Parents shouldn't rely on special seats and other devices to stop them from accidently leaving children in cars, David Strickland, administrator for the U.S. National Highway Traffic Safety Administration (NHTSA), said in a Monday press briefing, NBC News reported.
"While these devices are very well-intended, none of them are a full or complete solution for making sure a parent never leaves a baby behind in a hot car," Strickland said.
According to NHTSA, about 38 children die each year of heat stroke after being left in cars. The new report reviewed 18 commercial products, including pads that sense if a child is in a car seat; devices that can tell if a seatbelt is buckled and alarms that remind parents to check.
"The devices were inconsistent and unreliable in their performance," the researchers wrote in their report. "They often required adjusting of the position of the child within the child restraint, the distance to activation varied across trials and scenarios, and they experienced continual synching/unsynching during use."
The report also notes that "devices which integrate into a child restraint would not be applicable in scenarios where the child is playing and gets locked in the vehicle (30 percent of fatalities) or in a scenario where the parent/caregiver intentionally leaves the child in the vehicle (17 percent of fatalities)."
According to Strickland, parents can help ensure tragic heat stroke accidents in cars don't happen by using a few simple precautions. These include leaving a child's toy in the front seat as a reminder, putting a purse or briefcase in back seat so that the driver is forced to look in the back before exiting the car, or setting an alarm on the cellphone to remind yourself to check on a child's whereabouts.
Ugandans Urged to Avoid Physical Contact as Ebola Kills 14
As a lethal outbreak of Ebola spreads in Uganda, President Yoweri Museveni urged citizens to avoid physical contact to limit the spread of the disease.
According to BBC News, 14 people, including one in the capital city of Kampala, have died from Ebola since the outbreak began three weeks ago in the western part of the country. Ebola is one of the most virulent and lethal infectious diseases in the world and is spread person to person.
Museveni said health officials are trying to identify and quarantine those people who've had contact with victims. He said people should avoid everyday contacts such as shaking hands, kissing or having sex to avoid passing the disease on.
Burials of people known to have died from Ebola should also be handled by health workers, Museveni said.
According to the BBC, Uganda has faced three Ebola outbreaks over the past 12 years, with the deadliest occurring in 2000 when 425 people were infected and more than half died.
Recall Issued for Kitty Treats
A voluntary recall has been issued for a brand of chicken treats for cats because of possible contamination with high levels of propylene glycol, according to the U.S. Food and Drug Administration.

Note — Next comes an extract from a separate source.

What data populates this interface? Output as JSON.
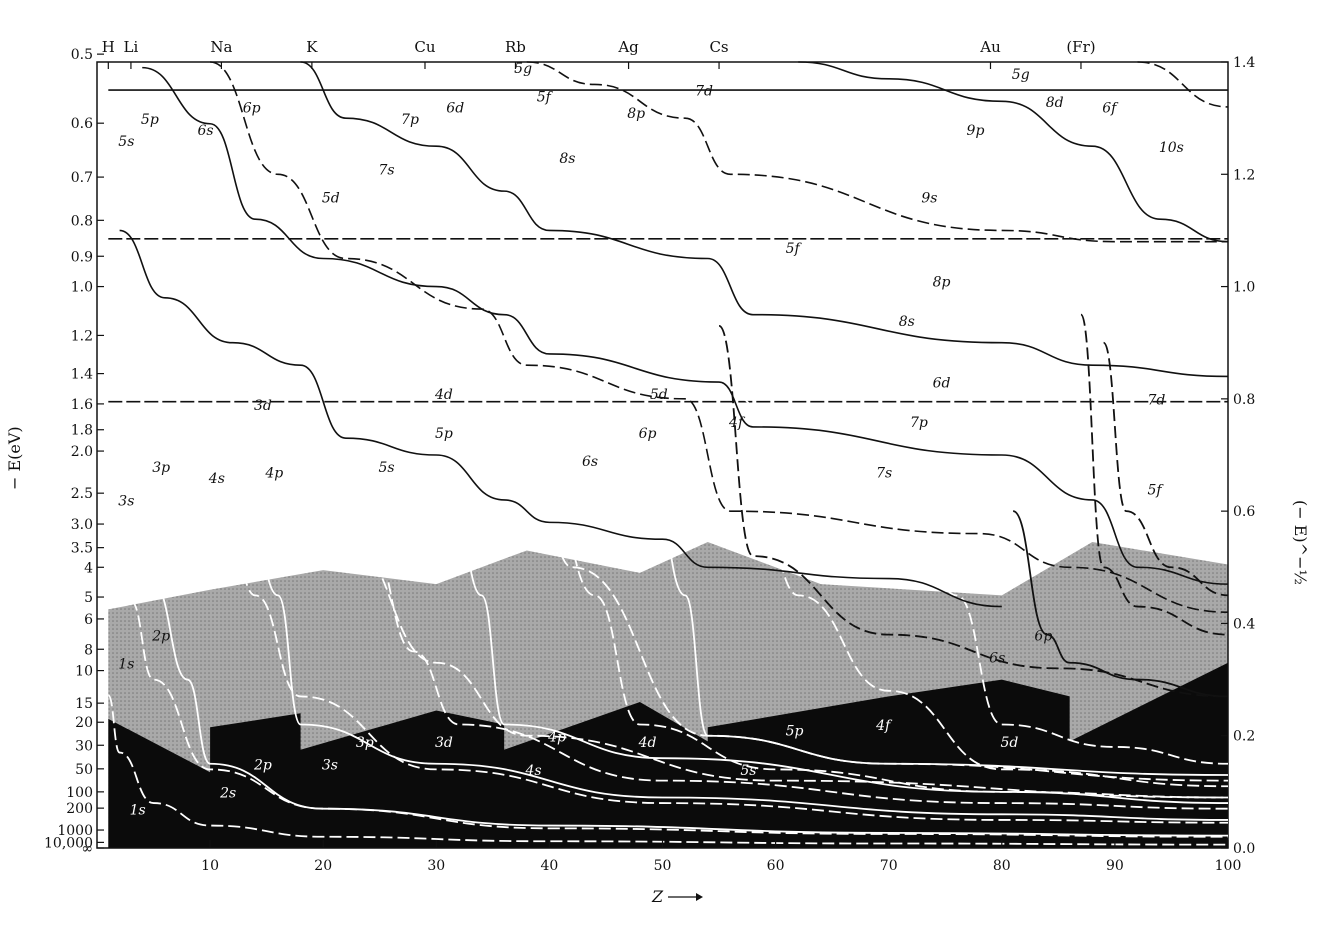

The recall was issued by Los Angeles-based treat maker Arthur Dogswell LLC late Friday, NBC News reported. It applies to the Catswell Brand VitaKitty Chicken Breast with Flaxseed and Vitamins treats, and comes on the heels of recent reports of more than 1,800 dogs getting sick after eating chicken jerky treats that were made in China.
Slightly more than 1,000 cartons of the treats will be pulled off the market, NBC News reported. The high levels of propylene glycol could cause anemia and oxidative damage in cats, although no illnesses have been reported, the company said.
Dogswell spokesman Brad Armistead told NBC News late Friday that the company hopes to return the products to the marketplace in the near future.
"We have voluntarily withdrawn a small number of chicken products for cats. This is an isolated situation and does not affect any other products for cats or dogs," Armistead said in a statement. "We are committed to providing safe and healthy products to our customers and their pet companions."
The FDA has repeatedly said it has tested pet treats in the United States for the presence of many toxins, including propylene glycol, but agency officials said they found no levels high enough to urge a product recall, NBC News reported.
Cat owners who bought the VitaKitty products should return them to the place of purchase for a full refund, the company said. If the product was purchased online, consumers should contact the Internet retailer to pursue a specific return and refund.